Water Quality Program
Our goal is to raise awareness of local and global water quality issues and promote stewardship among children and the general public.
Contact: Katy Smith,
UGA Marine Extension and Georgia Sea Grant monitor water quality in Georgia’s rivers and estuaries in collaboration with Riverkeeper® organizations, the Georgia Department of Natural Resources, the National Park Service and universities in Georgia.
Education and outreach are important aspects of our water quality program as we develop programs for local schools and colleges and partner with organizations such as the Southeast Atlantic Marine Debris Initiative and the National Oceanic and Atmospheric Administration (NOAA).
Focus areas, highlighted at regional festivals and other organized events, include:
- plastic debris in the oceans
- coastal area septic systems
- environmental contaminants from industrial pollution
UGA Marine Extension and Georgia Sea Grant Field School
During the UGA Marine Extension and Georgia Sea Grant Field School at the Brunswick Station, students travel aboard the R/V Georgia Bulldog to estuarine sampling sites in the waters surrounding the city.
There are two emphases available:
- Ecology students conduct water quality sampling and analyses and learn how to apply the information in both laboratory and vessel settings.
- Environmental science students are taught about seafood consumption advisories that occur as a safety response to environmental contaminants such as mercury.
Plastic Ocean Debris
UGA Marine Extension and Georgia Sea Grant strive to raise awareness about the impacts of disposable plastics in coastal communities and worldwide.
Plastics are designed to be highly durable, yet are increasingly used in manufacturing disposable items. Litter often finds its way into the ocean either directly from beaches or by way of storm drains.
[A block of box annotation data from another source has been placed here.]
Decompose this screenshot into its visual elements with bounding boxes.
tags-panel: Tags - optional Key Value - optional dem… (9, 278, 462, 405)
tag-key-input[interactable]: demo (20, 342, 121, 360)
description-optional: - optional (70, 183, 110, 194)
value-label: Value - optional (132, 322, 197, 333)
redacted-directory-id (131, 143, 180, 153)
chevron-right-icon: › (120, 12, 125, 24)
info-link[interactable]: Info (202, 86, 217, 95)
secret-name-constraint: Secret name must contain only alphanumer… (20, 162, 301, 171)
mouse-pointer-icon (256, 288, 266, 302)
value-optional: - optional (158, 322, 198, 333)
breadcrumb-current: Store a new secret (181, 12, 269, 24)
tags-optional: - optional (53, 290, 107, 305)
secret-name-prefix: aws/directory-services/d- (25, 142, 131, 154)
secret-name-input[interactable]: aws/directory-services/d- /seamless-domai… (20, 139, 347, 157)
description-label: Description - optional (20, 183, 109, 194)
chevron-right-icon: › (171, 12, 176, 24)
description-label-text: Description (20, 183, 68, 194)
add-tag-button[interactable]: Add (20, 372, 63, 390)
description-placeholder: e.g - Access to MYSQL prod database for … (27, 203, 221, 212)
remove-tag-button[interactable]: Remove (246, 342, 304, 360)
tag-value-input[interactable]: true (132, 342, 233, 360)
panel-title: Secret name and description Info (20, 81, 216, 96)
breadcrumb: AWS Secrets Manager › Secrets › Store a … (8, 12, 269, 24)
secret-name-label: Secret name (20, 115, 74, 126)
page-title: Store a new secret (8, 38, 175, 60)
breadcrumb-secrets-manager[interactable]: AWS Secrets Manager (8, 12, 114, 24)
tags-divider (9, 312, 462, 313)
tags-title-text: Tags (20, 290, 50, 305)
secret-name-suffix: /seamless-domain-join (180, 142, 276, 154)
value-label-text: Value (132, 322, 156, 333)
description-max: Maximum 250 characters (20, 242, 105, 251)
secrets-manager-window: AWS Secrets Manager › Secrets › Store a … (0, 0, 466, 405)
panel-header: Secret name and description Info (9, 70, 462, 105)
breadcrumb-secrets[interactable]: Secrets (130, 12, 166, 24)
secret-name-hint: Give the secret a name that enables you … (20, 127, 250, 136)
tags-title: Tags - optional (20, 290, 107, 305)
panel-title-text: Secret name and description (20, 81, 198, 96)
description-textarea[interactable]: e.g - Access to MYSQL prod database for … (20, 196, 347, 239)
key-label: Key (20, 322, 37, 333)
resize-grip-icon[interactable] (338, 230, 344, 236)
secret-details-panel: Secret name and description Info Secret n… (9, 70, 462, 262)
Many animals become entangled or mistakenly ingest plastic debris.
UGA Marine Extension and Georgia Sea Grant began an outreach effort in 2011 to address plastic debris in the ocean and present consumer options to reduce human impact on the marine environment. Participants examine real ocean water samples to explore how, as plastics break down, microscopic fragments displace plankton and impact the food chain. In addition, participants discuss innovative display items such as bags and notebooks made from repurposed debris and are encouraged to consider local and global aspects of the plastic debris issue and practice sustainable actions in their own lives.